= Epistemological solipsism =

In epistemology, epistemological solipsism is the claim that one can only be sure of the existence of one's mind. The existence of other minds and the external world is not necessarily rejected but one can not be sure of its existence.

==Overview==
Epistemological solipsists claim that realism begs the question: assuming there is a universe that is independent of the agent's mind, the agent can only ever know of this universe through the agent's senses. How is the existence of the independent universe to be scientifically studied? If people set up a camera to photograph the moon when they are not looking at it, then at best they determine that there is an image of the moon in the camera when they eventually look at it. Logically, this does not assure that the moon itself (or even the camera) existed at the time the photograph is supposed to have been taken. To establish that it is an image of an independent moon requires many other assumptions that amount to begging the question.

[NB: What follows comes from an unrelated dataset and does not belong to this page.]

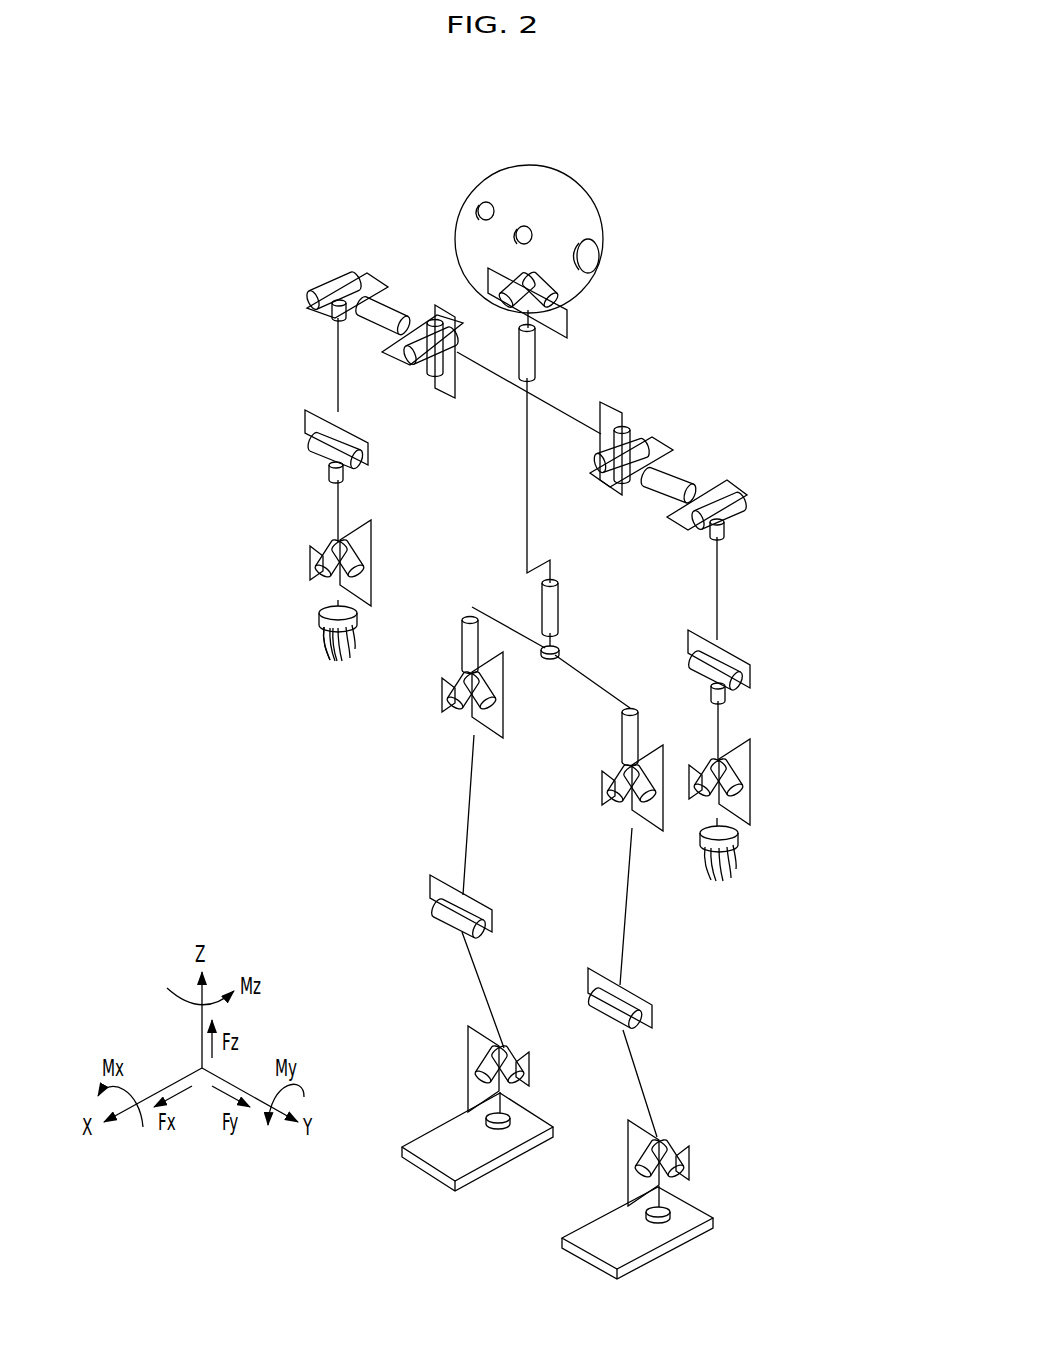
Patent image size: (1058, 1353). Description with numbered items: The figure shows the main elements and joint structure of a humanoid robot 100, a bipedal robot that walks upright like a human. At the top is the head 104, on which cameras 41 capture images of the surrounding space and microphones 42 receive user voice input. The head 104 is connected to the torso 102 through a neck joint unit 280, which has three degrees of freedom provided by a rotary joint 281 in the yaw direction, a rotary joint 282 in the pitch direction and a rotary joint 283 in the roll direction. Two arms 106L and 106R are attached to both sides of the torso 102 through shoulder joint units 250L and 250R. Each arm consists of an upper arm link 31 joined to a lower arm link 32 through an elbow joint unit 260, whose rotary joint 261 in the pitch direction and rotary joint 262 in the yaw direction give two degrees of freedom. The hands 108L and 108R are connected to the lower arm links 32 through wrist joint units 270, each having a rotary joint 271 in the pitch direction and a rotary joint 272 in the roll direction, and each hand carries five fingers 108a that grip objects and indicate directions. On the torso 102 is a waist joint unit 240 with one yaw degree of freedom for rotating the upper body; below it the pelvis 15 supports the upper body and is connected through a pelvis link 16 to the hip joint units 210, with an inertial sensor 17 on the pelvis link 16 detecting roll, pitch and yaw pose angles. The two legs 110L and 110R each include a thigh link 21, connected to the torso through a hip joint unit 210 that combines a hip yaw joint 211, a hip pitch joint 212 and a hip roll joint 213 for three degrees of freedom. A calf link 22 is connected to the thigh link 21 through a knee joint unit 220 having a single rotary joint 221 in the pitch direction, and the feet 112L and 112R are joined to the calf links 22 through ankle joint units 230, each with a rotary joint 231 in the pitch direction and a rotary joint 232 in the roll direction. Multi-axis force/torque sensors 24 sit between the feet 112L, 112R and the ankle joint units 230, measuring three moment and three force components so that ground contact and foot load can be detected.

This relates to Kantian transcendental aspects of the world, in which a new factor can be included, if the current axioms neither validate nor invalidate it. The continuum hypothesis and the axiom of choice are examples of possible transcendental decision points. Solipsism in its weak form is characterized by the repeated decision to not accept transcendental factors, a logical minimalism. In its strong form, the denial of the existence of an argument for the existence of an independent universe may be justified in principle in an empirical manner. Whether the nonexistence of a proof means the nonexistence of the entity is a transcendental choice.